Note also that RF and Extra Trees are already ensemble algorithms in their own right.
An alternative approach (again making sure the ensemble approach) is to take the probabilities and \ or labels output by your classifiers, and feed them into another classifier (say a DT, RF, SVM, or whatever) that produces a prediction by combining the best guesses from these other classifiers.
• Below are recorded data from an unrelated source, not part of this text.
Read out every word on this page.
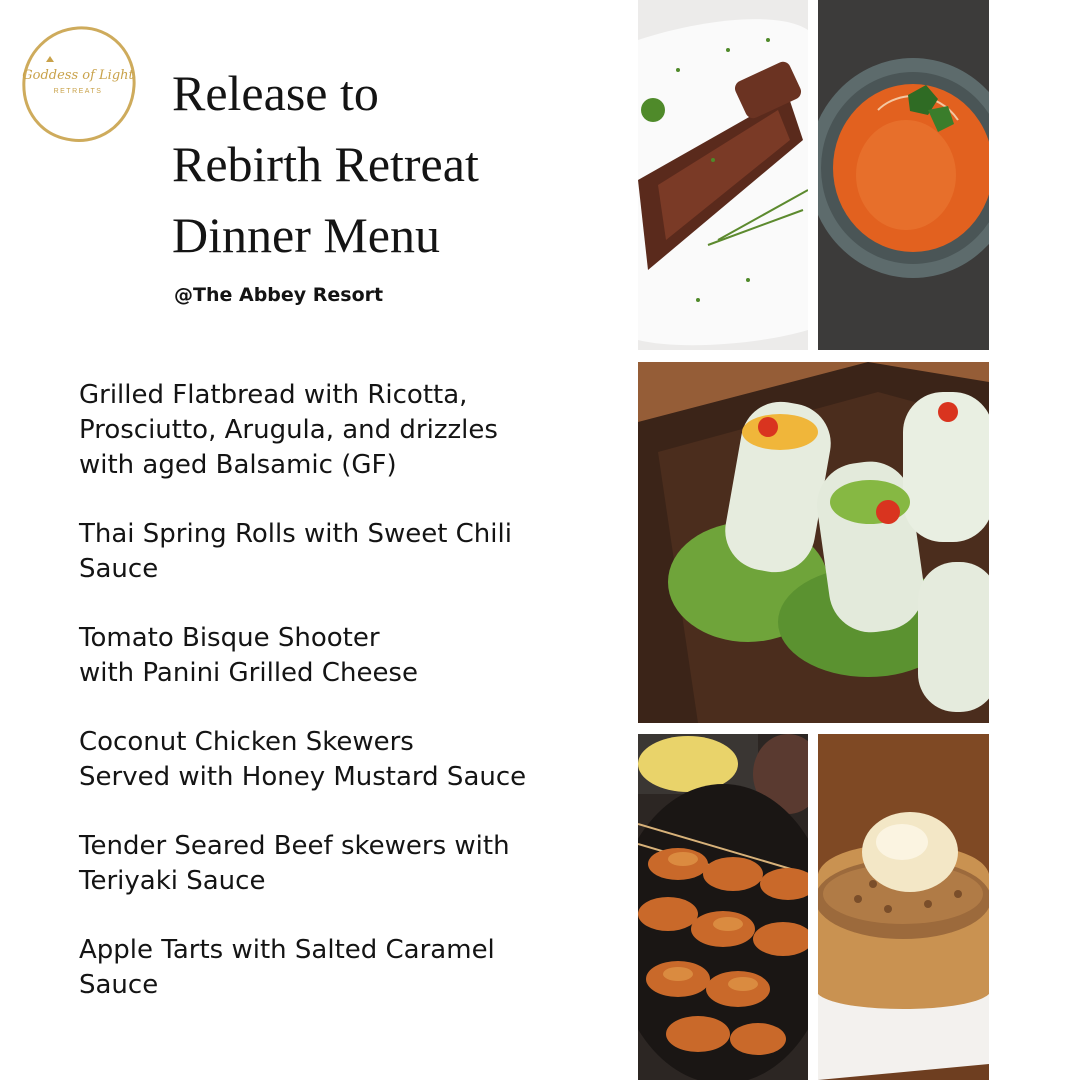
Goddess of Light
RETREATS	Release to
Rebirth Retreat
Dinner Menu
@The Abbey Resort
Grilled Flatbread with Ricotta,
Prosciutto, Arugula, and drizzles
with aged Balsamic (GF)
Thai Spring Rolls with Sweet Chili
Sauce
Tomato Bisque Shooter
with Panini Grilled Cheese
Coconut Chicken Skewers
Served with Honey Mustard Sauce
Tender Seared Beef skewers with
Teriyaki Sauce
Apple Tarts with Salted Caramel
Sauce
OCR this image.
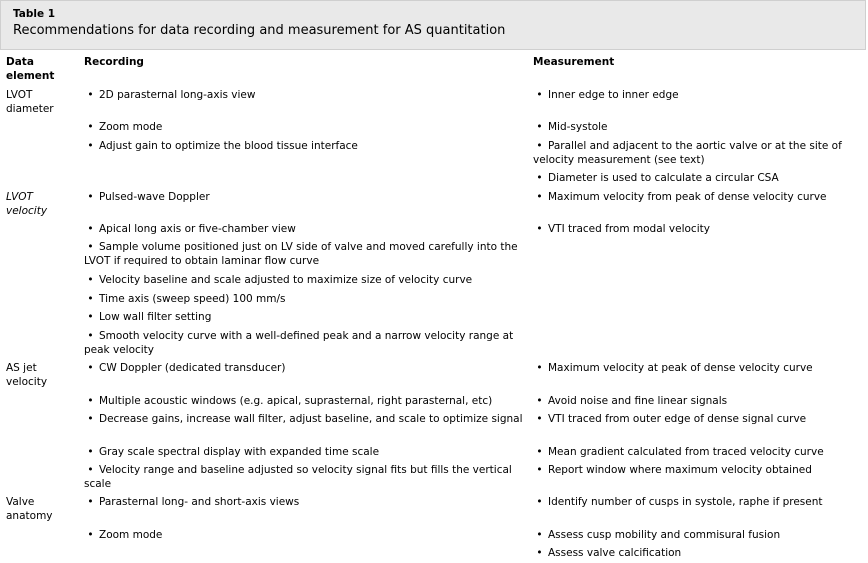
Table 1
Recommendations for data recording and measurement for AS quantitation
Data element
Recording	Measurement
LVOT diameter
• 2D parasternal long-axis view
• Zoom mode
• Adjust gain to optimize the blood tissue interface
• Inner edge to inner edge
• Mid-systole
• Parallel and adjacent to the aortic valve or at the site of velocity measurement (see text)
• Diameter is used to calculate a circular CSA
LVOT velocity
• Pulsed-wave Doppler
• Apical long axis or five-chamber view
• Sample volume positioned just on LV side of valve and moved carefully into the LVOT if required to obtain laminar flow curve
• Velocity baseline and scale adjusted to maximize size of velocity curve
• Time axis (sweep speed) 100 mm/s
• Low wall filter setting
• Smooth velocity curve with a well-defined peak and a narrow velocity range at peak velocity
• Maximum velocity from peak of dense velocity curve
• VTI traced from modal velocity
AS jet velocity
• CW Doppler (dedicated transducer)
• Multiple acoustic windows (e.g. apical, suprasternal, right parasternal, etc)
• Decrease gains, increase wall filter, adjust baseline, and scale to optimize signal
• Gray scale spectral display with expanded time scale
• Velocity range and baseline adjusted so velocity signal fits but fills the vertical scale
• Maximum velocity at peak of dense velocity curve
• Avoid noise and fine linear signals
• VTI traced from outer edge of dense signal curve
• Mean gradient calculated from traced velocity curve
• Report window where maximum velocity obtained
Valve anatomy
• Parasternal long- and short-axis views
• Zoom mode
• Identify number of cusps in systole, raphe if present
• Assess cusp mobility and commisural fusion
• Assess valve calcification
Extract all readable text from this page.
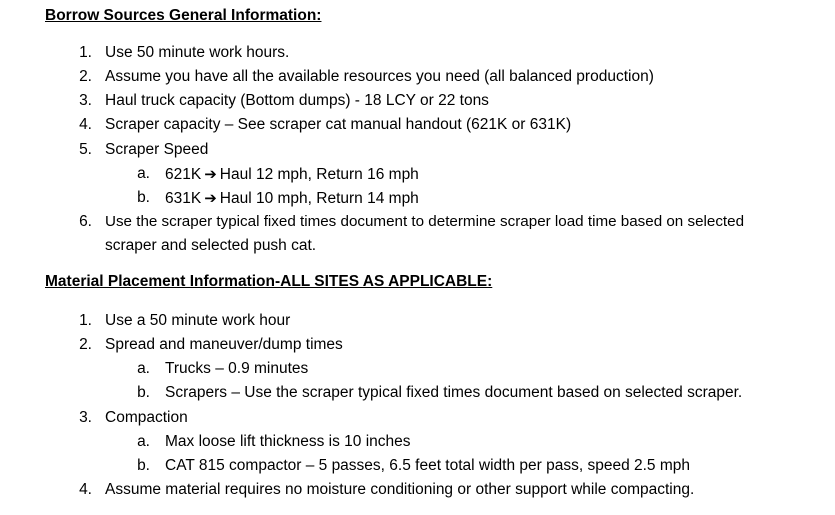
Borrow Sources General Information:
1. Use 50 minute work hours.
2. Assume you have all the available resources you need (all balanced production)
3. Haul truck capacity (Bottom dumps) - 18 LCY or 22 tons
4. Scraper capacity – See scraper cat manual handout (621K or 631K)
5. Scraper Speed
a. 621K ➔ Haul 12 mph, Return 16 mph
b. 631K ➔ Haul 10 mph, Return 14 mph
6. Use the scraper typical fixed times document to determine scraper load time based on selected
scraper and selected push cat.
Material Placement Information-ALL SITES AS APPLICABLE:
1. Use a 50 minute work hour
2. Spread and maneuver/dump times
a. Trucks – 0.9 minutes
b. Scrapers – Use the scraper typical fixed times document based on selected scraper.
3. Compaction
a. Max loose lift thickness is 10 inches
b. CAT 815 compactor – 5 passes, 6.5 feet total width per pass, speed 2.5 mph
4. Assume material requires no moisture conditioning or other support while compacting.
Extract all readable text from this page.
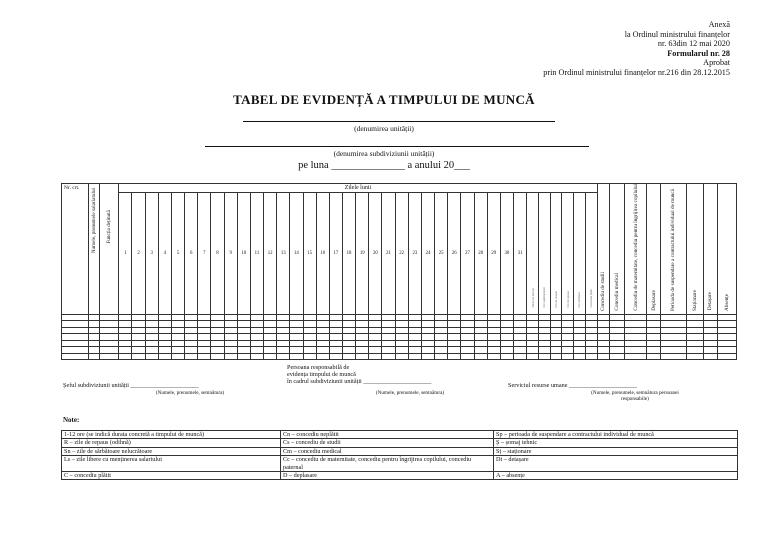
Anexă
la Ordinul ministrului finanțelor
nr. 63din 12 mai 2020
Formularul nr. 28
Aprobat
prin Ordinul ministrului finanțelor nr.216 din 28.12.2015
TABEL DE EVIDENȚĂ A TIMPULUI DE MUNCĂ
(denumirea unității)
(denumirea subdiviziunii unității)
pe luna ______________ a anului 20___
Nr. crt.	Numele, prenumele salariatului	Funcția deținută	Zilele lunii																																					Concediu de studii	Concediu medical	Concediu de maternitate, concediu pentru îngrijirea copilului	Deplasare	Perioada de suspendare a contractului individual de muncă	Staționare	Detașare	Absențe

			1	2	3	4	5	6	7	8	9	10	11	12	13	14	15	16	17	18	19	20	21	22	23	24	25	26	27	28	29	30	31	Total ore lucrate	Ore suplimentare	Ore de noapte	Ore de repaus	Ore sărbători	Concediu plătit								

Șeful subdiviziunii unității ______________________
(Numele, prenumele, semnătura)
Persoana responsabilă de
evidența timpului de muncă
în cadrul subdiviziunii unității ______________________
(Numele, prenumele, semnătura)
Serviciul resurse umane ______________________
(Numele, prenumele, semnătura persoanei responsabile)
Note:
1-12 ore (se indică durata concretă a timpului de muncă)	Cn – concediu neplătit	Sp – perioada de suspendare a contractului individual de muncă
R – zile de repaus (odihnă)	Cs – concediu de studii	Ș – șomaj tehnic
Sn – zile de sărbătoare nelucrătoare	Cm – concediu medical	Sț – staționare
Ls – zile libere cu menținerea salariului	Cc – concediu de maternitate, concediu pentru îngrijirea copilului, concediu paternal	Dt – detașare
C – concediu plătit	D – deplasare	A – absențe
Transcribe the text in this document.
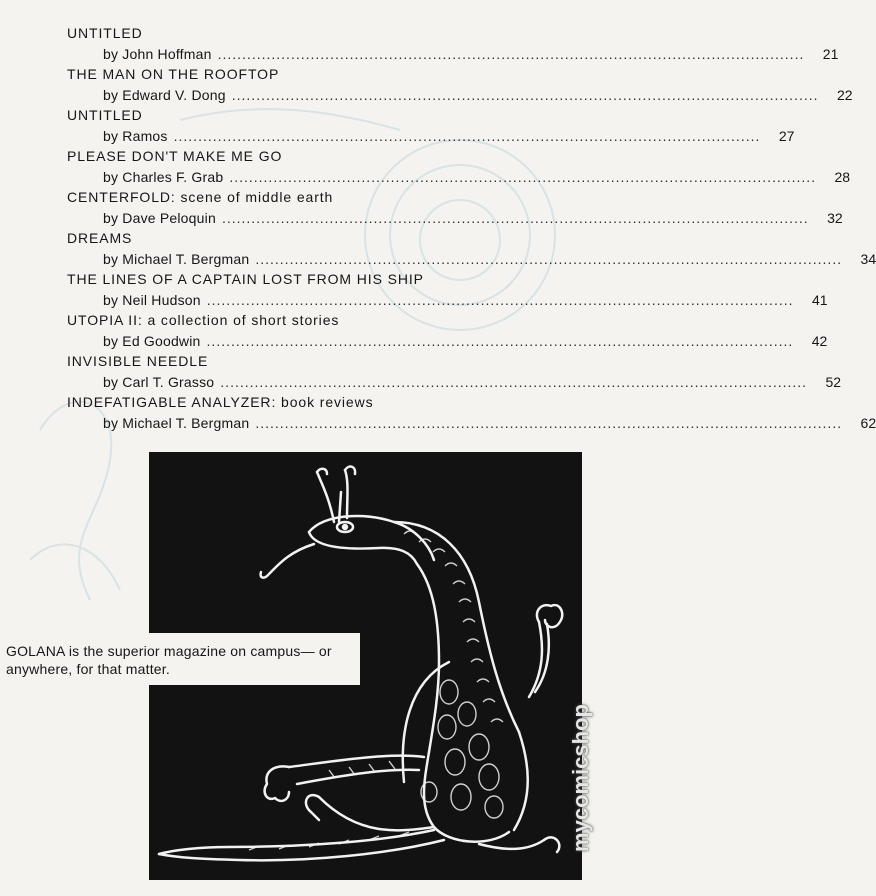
UNTITLED
by John Hoffman ........................................................................................................................	21
THE MAN ON THE ROOFTOP
by Edward V. Dong ........................................................................................................................	22
UNTITLED
by Ramos ........................................................................................................................	27
PLEASE DON'T MAKE ME GO
by Charles F. Grab ........................................................................................................................	28
CENTERFOLD: scene of middle earth
by Dave Peloquin ........................................................................................................................	32
DREAMS
by Michael T. Bergman ........................................................................................................................	34
THE LINES OF A CAPTAIN LOST FROM HIS SHIP
by Neil Hudson ........................................................................................................................	41
UTOPIA II: a collection of short stories
by Ed Goodwin ........................................................................................................................	42
INVISIBLE NEEDLE
by Carl T. Grasso ........................................................................................................................	52
INDEFATIGABLE ANALYZER: book reviews
by Michael T. Bergman ........................................................................................................................	62

GOLANA is the superior magazine on campus— or anywhere, for that matter.

mycomicshop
This is termed "Stacking"
You can use a linear regression for stacking. For each 10-fold, you can split the data with:
8 training sets
1 validation set
1 test set
Optimise the hyper-parameters for each algorithm using the training set and validation set, then stack yours predictions by using a linear regression - or a logistic regression - over the validation set. Your final model will be p = a_o + a_1 p_1 + … + a_k p_K, where K is the number of classifier, p_k is the probability given by model k and a_k is the weight of the model k. You can also directly use the predicted outcomes, if the model doesn't give you probabilities.
If yours models are the same, you can optimise for the parameters of the models and the weights in the same time.
If you have obvious differences, you can do different bins with different parameters for each. For example one bin could be short sequences and the other long sequences. Or different type of proteins.
You can use the metric whatever metric you want, as long as it makes sens, like for not blended algorithms.
You may want to look at the 2007 Belkor solution of the Netflix challenges, section Blending. In 2008 and 2009 they used more advances technics, it may also be interesting for you.